Many of my friends know that I was a supporter of Hillary Clinton from the very beginning. I had always been certain of a Hillary presidency. Although I agreed with much of what he stood for and wanted to do, I was among the many who thought Bernie Sanders could not win a general election against a Republican candidate and continued my advocacy for Clinton in blissful ignorance that many Sanders supporters had legitimate concerns with the ideals of Clinton, the Democratic National Committee and the ideas they all stand for. Like many others, including those in the Clinton campaign itself, I was confident that Sanders’ base would eventually merge with Clinton’s to put together a winning coalition. I was too confident. We were too confident. And that was the folly of the Democrats.
Indeed, we counted our chickens well before they hatched, especially in Wisconsin, Pennsylvania and Michigan. The latter two states had last voted red in 1988, and Wisconsin last did so in 1984. Those three states had been predicted to go to Clinton for most of the general campaign, but instead of ensuring victory through active work, many of us, myself included, relied on polling for assurance. In the wake of these results, I often wonder what I could even say years down the road when asked what I did to try to get Hillary Clinton elected. The answer I always get back to is, “not enough.”
I did my civic duty, and I voted for her and advocated for her on a low-scale on social media. I thought that was more than enough. I will admit that I did not do much else. I did not phonebank. I did not canvass. I did not do anything that may have in at least some little way contributed to a better election for her. And in doing so, I, like so many other Democrats, ignored an unfortunate reality about our country.
We did not do enough. I did not do enough. And now, countless groups now are at risk based on the bigoted, vitriolic and hateful rhetoric of the Trump-Pence campaign. I, along with so many others, now fear for the health and safety of women, LGBT+ people, Muslims, people of color, Latinx, refugees, immigrants, disabled people and countless others that have been targets of Trump on the trail in his America. The rhetoric has always been dangerous, but he and his cronies now have the power to take action on that rhetoric due to the inability of the Democratic party to realize how alienated some of its now-former base is.

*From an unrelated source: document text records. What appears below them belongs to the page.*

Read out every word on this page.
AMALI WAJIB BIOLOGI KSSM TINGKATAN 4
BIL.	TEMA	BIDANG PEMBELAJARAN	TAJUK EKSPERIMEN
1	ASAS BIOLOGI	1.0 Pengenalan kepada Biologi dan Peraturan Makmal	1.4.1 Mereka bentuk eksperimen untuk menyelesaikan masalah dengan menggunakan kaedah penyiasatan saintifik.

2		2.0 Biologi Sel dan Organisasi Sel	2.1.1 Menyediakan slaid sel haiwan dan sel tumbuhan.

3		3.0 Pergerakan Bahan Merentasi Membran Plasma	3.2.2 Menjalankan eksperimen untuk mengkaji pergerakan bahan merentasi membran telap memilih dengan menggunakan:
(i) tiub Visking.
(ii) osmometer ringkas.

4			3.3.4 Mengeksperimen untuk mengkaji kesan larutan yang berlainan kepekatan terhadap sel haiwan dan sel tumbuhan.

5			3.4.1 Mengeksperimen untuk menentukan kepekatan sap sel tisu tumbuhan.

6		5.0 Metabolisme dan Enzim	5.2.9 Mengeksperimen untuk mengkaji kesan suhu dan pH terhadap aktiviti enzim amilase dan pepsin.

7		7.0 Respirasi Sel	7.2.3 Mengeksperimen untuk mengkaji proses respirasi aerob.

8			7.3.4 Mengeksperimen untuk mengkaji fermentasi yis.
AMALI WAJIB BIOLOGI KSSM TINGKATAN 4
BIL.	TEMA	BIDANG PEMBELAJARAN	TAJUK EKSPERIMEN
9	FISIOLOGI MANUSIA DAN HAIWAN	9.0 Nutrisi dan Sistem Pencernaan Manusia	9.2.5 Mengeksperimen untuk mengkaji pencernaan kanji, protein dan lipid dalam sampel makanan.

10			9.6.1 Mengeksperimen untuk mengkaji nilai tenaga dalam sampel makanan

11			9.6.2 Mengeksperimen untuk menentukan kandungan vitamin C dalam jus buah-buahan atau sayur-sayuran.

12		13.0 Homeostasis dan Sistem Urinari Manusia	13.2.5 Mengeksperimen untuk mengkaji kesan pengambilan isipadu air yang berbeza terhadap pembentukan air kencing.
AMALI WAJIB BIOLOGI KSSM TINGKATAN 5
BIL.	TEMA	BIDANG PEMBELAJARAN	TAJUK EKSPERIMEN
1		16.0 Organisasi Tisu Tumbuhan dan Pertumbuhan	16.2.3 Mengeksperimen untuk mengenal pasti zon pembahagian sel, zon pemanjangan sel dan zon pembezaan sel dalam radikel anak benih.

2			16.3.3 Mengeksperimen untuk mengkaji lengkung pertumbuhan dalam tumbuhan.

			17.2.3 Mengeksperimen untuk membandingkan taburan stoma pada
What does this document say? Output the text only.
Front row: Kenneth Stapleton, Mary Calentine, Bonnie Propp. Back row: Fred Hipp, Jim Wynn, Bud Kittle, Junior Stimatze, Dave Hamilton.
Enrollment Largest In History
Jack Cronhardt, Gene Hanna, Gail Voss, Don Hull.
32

I apologize for not doing more to stop the election of Donald Trump. I apologize for not doing more than voting for Hillary Clinton in a solidly blue state. I apologize to my family, my friends, my community and my country. I apologize most of all to those now at risk under the auspices of a Trump administration. I am sorry that I did not do enough.
This is a time to deal with the shock and to handle the grief. It is a time to reflect, but this time will soon come to an end. The Trump presidency starts very soon, and Democrats must not waste any time in picking up the pieces and preparing for the future.
Next time we will do more. Next time we will promote an even more progressive platform and an even stronger set of representatives. We will organize better. We will do more to get out the vote, to canvass, to phonebank. In 2018, the Democrats will win a majority in Congress. In 2020, we will win the White House and set off down the road of progress once more.